# ISO Camping suitable appetizers



## Somebunny (Jul 28, 2011)

I need to come up with a couple of "simple" appetizers that can be prepared either a few days ahead of time or can be quickly put together with limited kitchen resources.  We are going camping/cottaging (an annual Canadian   holiday for us) We will be at a lake cottage where there is no electricity save some solar panels that sparingly run a few lights at night.  I will have access to a propane BBQ grill and propane stove.  I will have some refrigeration (small propane trailer fridge) upon arrival and a cooler/ice chest for travel (5 hours from home).  We will be travelling Friday night and the appetizers will be served at a potluck on Sunday afternoon.  I would really like to offer something beside the obvious crudite' or cheese and crackers. Any ideas out there?  Thanks


----------



## Aunt Bea (Jul 28, 2011)

Some of the baked spinach artichoke dip recipes can be made ahead and frozen.  That should keep under primitive refrigeration until you bake it on Sunday.

 I must admit though in my family we stick with the "obvious" when camping.  Always include a big bag of roasted peanuts in the shell.  The critters love em as much as we do


----------



## cmontg34 (Jul 28, 2011)

You could make a big batch of bruschetta and store it in the fridge, which actually will make it taste better as the flavors sit. Take a couple baguettes with you, slice them and grill them the night of the pot luck.


----------



## Somebunny (Jul 28, 2011)

Thanks Aunt Bea.  Artichoke dip did cross my mind.  And yes, we always have peanuts for around the campfire.  There are usually 30 or 40 people at this potluck, we have a big horseshoe tournament and changed from a potluck supper to the appetizers because the tournament always ended up running well past the supper/dinner hour. So, now we just snack thru the tourney and have dessert later in the evening, oh and of course the peanuts!


----------



## pacanis (Jul 28, 2011)

cmontg34 said:


> You could make a big batch of bruschetta and store it in the fridge, which actually will make it taste better as the flavors sit. Take a couple baguettes with you, slice them and grill them the night of the pot luck.


 
That's a good idea. A bag of bruschetta mixture and toasted bread. Simple and different.
Here's one I make once in a while Sam the Cooking Guy - Mexican Bruschetta


----------



## Snip 13 (Jul 28, 2011)

You can make small fatcakes and fill them with tomato and cheese, minced beef, Tuna or chicken and mayo. Just about any filling will work.

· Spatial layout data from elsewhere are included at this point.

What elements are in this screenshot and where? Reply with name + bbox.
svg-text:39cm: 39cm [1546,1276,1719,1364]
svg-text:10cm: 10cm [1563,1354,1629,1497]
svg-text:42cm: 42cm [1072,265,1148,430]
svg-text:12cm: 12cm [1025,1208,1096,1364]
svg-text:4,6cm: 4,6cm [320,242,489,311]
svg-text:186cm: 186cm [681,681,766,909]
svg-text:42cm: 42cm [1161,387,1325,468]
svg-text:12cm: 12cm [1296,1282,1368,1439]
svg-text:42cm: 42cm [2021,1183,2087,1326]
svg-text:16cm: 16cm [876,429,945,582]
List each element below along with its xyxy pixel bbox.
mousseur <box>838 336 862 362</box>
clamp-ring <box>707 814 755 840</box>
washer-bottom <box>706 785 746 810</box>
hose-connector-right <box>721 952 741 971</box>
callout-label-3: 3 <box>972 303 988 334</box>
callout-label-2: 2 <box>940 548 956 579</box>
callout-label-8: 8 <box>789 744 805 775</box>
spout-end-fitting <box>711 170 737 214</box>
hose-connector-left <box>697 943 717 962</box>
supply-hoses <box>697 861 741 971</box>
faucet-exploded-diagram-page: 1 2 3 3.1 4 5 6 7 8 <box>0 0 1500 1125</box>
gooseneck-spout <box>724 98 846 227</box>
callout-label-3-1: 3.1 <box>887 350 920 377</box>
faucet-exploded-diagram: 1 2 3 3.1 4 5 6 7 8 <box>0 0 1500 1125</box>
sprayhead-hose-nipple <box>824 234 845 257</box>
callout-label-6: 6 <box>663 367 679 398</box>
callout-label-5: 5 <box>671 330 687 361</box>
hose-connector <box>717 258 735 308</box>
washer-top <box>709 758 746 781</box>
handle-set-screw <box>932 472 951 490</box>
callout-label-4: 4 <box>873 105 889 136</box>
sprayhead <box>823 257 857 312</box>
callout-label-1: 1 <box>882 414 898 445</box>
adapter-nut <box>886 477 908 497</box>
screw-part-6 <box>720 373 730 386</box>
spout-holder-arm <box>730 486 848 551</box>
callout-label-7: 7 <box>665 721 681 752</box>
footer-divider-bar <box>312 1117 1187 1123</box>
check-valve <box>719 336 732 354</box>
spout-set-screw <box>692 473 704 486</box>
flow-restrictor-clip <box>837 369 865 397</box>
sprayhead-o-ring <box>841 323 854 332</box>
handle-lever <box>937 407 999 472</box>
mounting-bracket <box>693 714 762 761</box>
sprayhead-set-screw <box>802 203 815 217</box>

If you don't know what fat cakes are you can easily make you own ahead of time. Just take some white or brown bread dough, form into balls and deep fry till golden. Or you can ask if you want a recipe for your own dough.

Or you could buy some streaky bacon, wrap each piece of bacon around a glace cherry or pineapple chunk and skewer each onto a toothpick and grill till crisp.

Or Spread a few mini bread rolls with real butter and top with finely shaved jerky.

Or make pumpkin pie in a lasagna dish and serve squares of this sprinkled with cinnamon sugar.

Or take fruit with and make fruit skewers on site.

Or small smoked pork sausages with strong mustard mixed with condensed milk for dipping
(always a hit)

Or make mini pasties filled with spinach and cheese, potato mashed with sour cream, caramelized onion, mozza and pesto or sundried tomato.

Or make mini burgers with vegetarian patties.

Or samosas with any of the above fillings etc.


----------



## Hoot (Jul 28, 2011)

We often eat tinned smoked oysters with a good sharp cheddar, and some  hot sauce served with crackers for a snack when we are camping. 
'Course,  we un-tin the oysters first.


----------



## Somebunny (Jul 28, 2011)

Very good ideas everyone! Thanks so much.


----------